Scottish Widows has accused providers of switching clients from low-cost personal pensions into expensive, opaque Sipps.

Head of pensions marketing Peter Glancy says many self-invested personal pensions are “asset-gathering vehicles” for in-house funds and predicts that some providers will be forced to revisit sales when Sipp regulation starts next year.

Widows is about to pilot a Sipp-equivalent offering with IFAs ahead of launch next year. The product, which will not fall under Sipp regulation, will create a personalised unit-linked fund for each client, enabling them to choose in-house, externally-managed and property funds. It will also be able to hold protected rights’ money.

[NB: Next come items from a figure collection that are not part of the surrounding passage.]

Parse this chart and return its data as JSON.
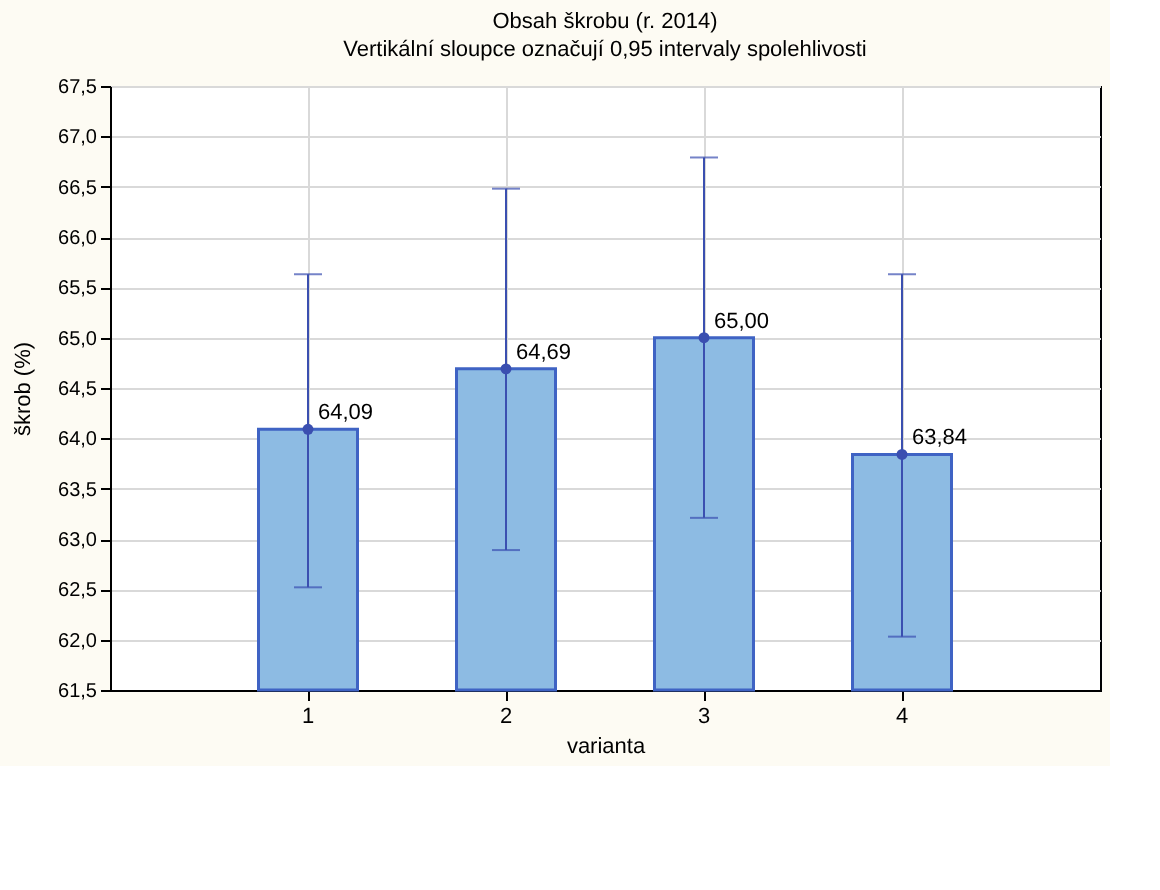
{
  "chart_data": {
    "type": "bar",
    "title": "Obsah škrobu (r. 2014)",
    "subtitle": "Vertikální sloupce označují 0,95 intervaly spolehlivosti",
    "xlabel": "varianta",
    "ylabel": "škrob (%)",
    "categories": [
      "1",
      "2",
      "3",
      "4"
    ],
    "series": [
      {
        "color": "#8dbbe3",
        "values": [
          64.09,
          64.69,
          65.0,
          63.84
        ],
        "errors": [
          [
            62.52,
            65.63
          ],
          [
            62.89,
            66.48
          ],
          [
            63.21,
            66.79
          ],
          [
            62.03,
            65.63
          ]
        ],
        "value_labels": [
          "64,09",
          "64,69",
          "65,00",
          "63,84"
        ]
      },
      {
        "type": "scatter",
        "color": "#3b4fb0",
        "x": [
          "1",
          "2",
          "3",
          "4"
        ],
        "values": [
          64.09,
          64.69,
          65.0,
          63.84
        ],
        "marker": "circle"
      }
    ],
    "ylim": [
      61.5,
      67.5
    ],
    "yticks": [
      {
        "value": 61.5,
        "label": "61,5"
      },
      {
        "value": 62.0,
        "label": "62,0"
      },
      {
        "value": 62.5,
        "label": "62,5"
      },
      {
        "value": 63.0,
        "label": "63,0"
      },
      {
        "value": 63.5,
        "label": "63,5"
      },
      {
        "value": 64.0,
        "label": "64,0"
      },
      {
        "value": 64.5,
        "label": "64,5"
      },
      {
        "value": 65.0,
        "label": "65,0"
      },
      {
        "value": 65.5,
        "label": "65,5"
      },
      {
        "value": 66.0,
        "label": "66,0"
      },
      {
        "value": 66.5,
        "label": "66,5"
      },
      {
        "value": 67.0,
        "label": "67,0"
      },
      {
        "value": 67.5,
        "label": "67,5"
      }
    ],
    "grid": true
  }
}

The three-tier charging system includes a product charge that decreases as the pension pot grows. An investment charge will vary according to the complexity of the investments and will be calculated as a percentage of the annual charge.

Glancy says the flexible advice charge, negotiated up front by the adviser, encourages fee-based advice.

He says Widows deliberately avoided rushing out its new pension offering after A-Day.

Glancy says: “We saw the risks of what everyone else was doing. Lots of people are moving out of low-charge products into high-charge, opaque contracts. Some of the Sipps operated by our competitors are just asset-gathering vehicles. With this product there will be no bias towards our in-house funds.”